Seconde partie de l’entretien qu’a accordé Hugues Sweeney à Nicolas Bole pour Le Blog documentaire.
Le directeur du studio des productions interactives de l’ONF évoque ici les questions inévitables que se pose chaque créateur ou producteur de webdoc : la délinéarisation, le financement, la mesure d’un succès d’audience. On y parle aussi création, expérimentation et innovation – trois mots qui caractérisent bien ce vent frais venu du Québec qui souffle sur le web.
Une parole toujours aussi précieuse, quelques temps après la sortie de « Rouge² », nouvelle fresque interactive de l’ONF pour laquelle Sweeney refuse le mot de « webdoc »…
Le Blog documentaire : L’ONF s’intéresst-il aux outils d’aide à la narration (3WDOC, Klynt, Djehouti) ?
Hugues Sweeney : La grande tradition de l’ONF, c’est de créer des œuvres uniques avec un point de vue artistique et éditorial fort. En ce sens, chaque projet est un recommencement. On cherche à renouveler l’expérience de l’internaute, même sur des projets courts, qui n’utilisent que la photographie par exemple. On ne réinvente pas l’interactivité à chaque fois pour autant, mais la valeur de l’ONF réside dans le fait d’opérer sur chaque projet une fusion entre la forme et le contenu.

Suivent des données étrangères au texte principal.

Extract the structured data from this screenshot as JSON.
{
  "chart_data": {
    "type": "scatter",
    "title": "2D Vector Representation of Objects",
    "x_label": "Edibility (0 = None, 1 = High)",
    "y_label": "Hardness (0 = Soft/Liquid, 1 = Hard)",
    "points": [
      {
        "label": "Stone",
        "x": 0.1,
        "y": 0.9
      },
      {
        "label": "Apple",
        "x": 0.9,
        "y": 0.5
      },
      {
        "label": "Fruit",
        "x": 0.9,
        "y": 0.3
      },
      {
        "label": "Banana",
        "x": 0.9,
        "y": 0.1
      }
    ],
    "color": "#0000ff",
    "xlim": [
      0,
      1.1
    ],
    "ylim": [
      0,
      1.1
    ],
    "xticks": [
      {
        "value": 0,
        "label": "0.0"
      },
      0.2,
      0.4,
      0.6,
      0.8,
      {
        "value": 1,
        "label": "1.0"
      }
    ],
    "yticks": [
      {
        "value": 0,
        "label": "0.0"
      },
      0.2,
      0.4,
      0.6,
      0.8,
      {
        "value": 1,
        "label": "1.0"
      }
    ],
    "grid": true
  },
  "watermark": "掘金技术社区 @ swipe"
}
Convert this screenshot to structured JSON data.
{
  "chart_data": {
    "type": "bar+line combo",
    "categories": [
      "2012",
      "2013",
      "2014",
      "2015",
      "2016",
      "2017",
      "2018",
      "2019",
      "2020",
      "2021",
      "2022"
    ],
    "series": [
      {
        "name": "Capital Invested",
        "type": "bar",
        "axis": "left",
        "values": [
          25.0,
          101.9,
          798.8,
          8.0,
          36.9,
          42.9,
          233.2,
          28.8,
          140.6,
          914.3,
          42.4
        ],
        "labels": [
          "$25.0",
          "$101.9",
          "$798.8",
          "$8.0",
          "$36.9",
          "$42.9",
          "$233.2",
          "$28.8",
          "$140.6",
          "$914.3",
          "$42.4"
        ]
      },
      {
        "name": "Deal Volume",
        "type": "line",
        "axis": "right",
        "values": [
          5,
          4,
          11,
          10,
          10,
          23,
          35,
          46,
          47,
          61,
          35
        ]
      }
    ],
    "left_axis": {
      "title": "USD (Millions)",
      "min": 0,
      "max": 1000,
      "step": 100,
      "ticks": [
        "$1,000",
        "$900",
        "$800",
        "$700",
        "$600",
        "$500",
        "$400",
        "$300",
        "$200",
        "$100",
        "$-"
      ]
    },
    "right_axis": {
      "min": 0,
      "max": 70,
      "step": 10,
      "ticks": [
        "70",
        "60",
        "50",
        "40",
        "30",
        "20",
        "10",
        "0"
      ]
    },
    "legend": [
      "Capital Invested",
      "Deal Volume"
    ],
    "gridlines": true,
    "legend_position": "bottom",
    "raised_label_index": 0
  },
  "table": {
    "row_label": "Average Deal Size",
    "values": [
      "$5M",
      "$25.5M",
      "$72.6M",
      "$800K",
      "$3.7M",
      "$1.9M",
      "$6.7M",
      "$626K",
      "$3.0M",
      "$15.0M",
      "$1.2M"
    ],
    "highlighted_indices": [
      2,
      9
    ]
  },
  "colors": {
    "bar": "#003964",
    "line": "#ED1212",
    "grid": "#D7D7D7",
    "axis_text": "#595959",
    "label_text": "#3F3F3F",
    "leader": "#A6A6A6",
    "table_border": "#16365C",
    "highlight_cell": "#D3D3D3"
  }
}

Quelle est la méthode de travail de l’ONF sur les productions interactives ?
C’est un peu un travail « hippy » ! En tout cas, un travail collectif. Si le projet émane d’un auteur, l’ONF va l’encadrer pour l’accompagner dans son processus de création. Si l’idée vient de nous, alors l’œuvre est totalement collective. Nous sommes tellement aux balbutiements de nouvelles façons de raconter des histoires qu’on doit continuer à défricher. Chaque projet est une opportunité de recherche, et devrait être vu comme un prototype.
Quelle est la part, dans les projets que vous produisez, de ceux qui sont initiés à l’extérieur de l’ONF ?

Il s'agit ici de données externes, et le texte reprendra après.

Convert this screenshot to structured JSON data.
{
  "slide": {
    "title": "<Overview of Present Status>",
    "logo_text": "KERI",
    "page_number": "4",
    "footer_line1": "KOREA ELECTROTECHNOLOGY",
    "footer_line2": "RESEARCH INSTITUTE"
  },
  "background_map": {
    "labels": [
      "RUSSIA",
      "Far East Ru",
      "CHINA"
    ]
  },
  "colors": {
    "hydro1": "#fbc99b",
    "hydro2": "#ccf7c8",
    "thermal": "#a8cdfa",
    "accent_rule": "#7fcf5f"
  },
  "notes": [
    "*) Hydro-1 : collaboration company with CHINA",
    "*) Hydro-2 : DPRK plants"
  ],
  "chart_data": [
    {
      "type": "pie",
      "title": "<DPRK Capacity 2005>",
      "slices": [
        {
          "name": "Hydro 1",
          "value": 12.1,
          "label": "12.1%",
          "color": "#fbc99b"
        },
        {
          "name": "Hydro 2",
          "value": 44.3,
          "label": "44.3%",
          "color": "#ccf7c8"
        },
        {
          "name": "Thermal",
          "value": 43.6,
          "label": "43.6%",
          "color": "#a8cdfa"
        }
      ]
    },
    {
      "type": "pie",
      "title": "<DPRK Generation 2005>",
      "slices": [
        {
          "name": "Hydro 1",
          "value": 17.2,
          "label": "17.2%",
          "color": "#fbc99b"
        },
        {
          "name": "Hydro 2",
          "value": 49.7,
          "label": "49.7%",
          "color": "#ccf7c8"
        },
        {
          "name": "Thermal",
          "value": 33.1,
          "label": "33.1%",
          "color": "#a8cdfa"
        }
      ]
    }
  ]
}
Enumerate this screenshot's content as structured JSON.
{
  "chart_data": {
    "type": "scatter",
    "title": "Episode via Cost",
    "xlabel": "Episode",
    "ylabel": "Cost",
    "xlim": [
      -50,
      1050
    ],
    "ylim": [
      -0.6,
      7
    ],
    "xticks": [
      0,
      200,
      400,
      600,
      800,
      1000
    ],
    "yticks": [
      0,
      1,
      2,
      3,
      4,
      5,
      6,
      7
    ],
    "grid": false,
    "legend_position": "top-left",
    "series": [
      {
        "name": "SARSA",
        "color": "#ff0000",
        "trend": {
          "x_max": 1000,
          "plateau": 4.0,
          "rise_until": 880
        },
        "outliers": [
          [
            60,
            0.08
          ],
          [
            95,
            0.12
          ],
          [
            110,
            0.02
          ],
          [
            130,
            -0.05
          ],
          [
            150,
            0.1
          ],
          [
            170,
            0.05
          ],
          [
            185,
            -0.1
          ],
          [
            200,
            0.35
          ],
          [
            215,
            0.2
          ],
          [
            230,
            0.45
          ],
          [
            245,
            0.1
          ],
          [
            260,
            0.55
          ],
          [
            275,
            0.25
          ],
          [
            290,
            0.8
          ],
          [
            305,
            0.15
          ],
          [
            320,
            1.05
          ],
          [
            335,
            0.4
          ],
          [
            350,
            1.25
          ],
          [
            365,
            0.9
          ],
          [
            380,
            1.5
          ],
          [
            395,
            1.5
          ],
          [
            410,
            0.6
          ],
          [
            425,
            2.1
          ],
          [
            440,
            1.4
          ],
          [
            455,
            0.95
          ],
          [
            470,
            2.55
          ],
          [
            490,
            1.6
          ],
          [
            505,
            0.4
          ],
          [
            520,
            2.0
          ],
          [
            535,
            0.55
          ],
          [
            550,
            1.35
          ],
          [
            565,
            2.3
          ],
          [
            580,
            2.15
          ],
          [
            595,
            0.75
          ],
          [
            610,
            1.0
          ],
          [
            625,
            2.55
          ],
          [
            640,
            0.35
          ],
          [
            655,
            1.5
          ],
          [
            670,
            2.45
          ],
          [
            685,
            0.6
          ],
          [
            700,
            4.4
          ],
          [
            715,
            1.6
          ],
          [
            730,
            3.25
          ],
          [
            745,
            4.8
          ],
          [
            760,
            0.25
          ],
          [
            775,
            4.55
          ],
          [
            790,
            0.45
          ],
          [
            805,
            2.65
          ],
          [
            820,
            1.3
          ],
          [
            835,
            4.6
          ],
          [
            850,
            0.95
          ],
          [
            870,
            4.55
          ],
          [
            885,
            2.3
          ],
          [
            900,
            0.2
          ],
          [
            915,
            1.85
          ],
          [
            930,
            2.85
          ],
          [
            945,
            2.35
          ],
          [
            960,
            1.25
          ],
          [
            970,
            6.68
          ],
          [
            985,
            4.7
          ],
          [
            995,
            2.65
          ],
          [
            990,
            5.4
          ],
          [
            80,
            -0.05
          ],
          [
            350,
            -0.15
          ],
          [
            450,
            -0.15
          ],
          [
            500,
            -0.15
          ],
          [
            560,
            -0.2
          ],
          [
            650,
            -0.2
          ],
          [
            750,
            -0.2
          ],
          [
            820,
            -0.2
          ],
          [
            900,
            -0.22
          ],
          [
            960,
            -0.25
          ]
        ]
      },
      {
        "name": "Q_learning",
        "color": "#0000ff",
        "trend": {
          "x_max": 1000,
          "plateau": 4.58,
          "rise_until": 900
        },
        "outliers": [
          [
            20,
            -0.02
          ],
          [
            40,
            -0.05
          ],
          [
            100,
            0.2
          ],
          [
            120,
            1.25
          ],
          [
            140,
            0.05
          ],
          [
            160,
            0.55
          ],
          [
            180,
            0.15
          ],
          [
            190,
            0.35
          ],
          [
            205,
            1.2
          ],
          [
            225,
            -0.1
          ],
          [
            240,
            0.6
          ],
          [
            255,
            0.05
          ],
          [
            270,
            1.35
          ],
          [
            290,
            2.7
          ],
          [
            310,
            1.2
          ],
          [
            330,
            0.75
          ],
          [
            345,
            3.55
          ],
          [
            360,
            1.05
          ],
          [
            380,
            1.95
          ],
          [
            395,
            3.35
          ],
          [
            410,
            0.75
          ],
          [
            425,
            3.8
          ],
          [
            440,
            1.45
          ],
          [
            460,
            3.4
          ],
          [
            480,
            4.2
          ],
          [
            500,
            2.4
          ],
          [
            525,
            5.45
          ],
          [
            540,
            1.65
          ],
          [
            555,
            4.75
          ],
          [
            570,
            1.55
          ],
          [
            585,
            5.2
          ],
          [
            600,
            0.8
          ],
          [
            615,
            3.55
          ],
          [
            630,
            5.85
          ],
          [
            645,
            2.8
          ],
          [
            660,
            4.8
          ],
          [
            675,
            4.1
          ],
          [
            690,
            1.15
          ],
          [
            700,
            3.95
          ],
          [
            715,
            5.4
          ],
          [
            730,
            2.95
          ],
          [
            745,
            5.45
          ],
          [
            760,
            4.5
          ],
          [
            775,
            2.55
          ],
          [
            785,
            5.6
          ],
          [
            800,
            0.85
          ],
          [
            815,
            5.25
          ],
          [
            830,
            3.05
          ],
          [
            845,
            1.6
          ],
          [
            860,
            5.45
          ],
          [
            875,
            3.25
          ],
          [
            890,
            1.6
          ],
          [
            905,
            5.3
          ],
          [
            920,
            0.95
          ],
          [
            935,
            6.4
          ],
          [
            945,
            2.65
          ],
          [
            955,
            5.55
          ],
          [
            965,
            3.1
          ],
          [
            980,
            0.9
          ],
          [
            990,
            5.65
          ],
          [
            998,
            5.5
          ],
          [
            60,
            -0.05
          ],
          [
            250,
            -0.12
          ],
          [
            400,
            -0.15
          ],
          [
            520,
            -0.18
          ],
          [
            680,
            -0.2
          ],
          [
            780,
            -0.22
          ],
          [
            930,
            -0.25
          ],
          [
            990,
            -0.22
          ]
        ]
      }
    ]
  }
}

Actuellement, le ratio est d’un projet venant de l’extérieur pour cinq amorcés en interne. A terme, le but est d’arriver à l’équilibre, 1 pour 1. Parmi les propositions hors-ONF, on va chercher des créateurs qui ont des démarches fortes dans leur pratique artistique, mais qui n’ont pas forcément pensé la question de la forme. Lorsqu’ils poursuivent déjà une démarche créatrice dans leur propre art, notre rôle consiste à les amener ailleurs, du point de vue de l’expérience.
Existe-t-il au Québec des ponts entre documentaristes dits « classiques » et webdocumentaristes ? En France, les deux mondes ne communiquent pas encore beaucoup…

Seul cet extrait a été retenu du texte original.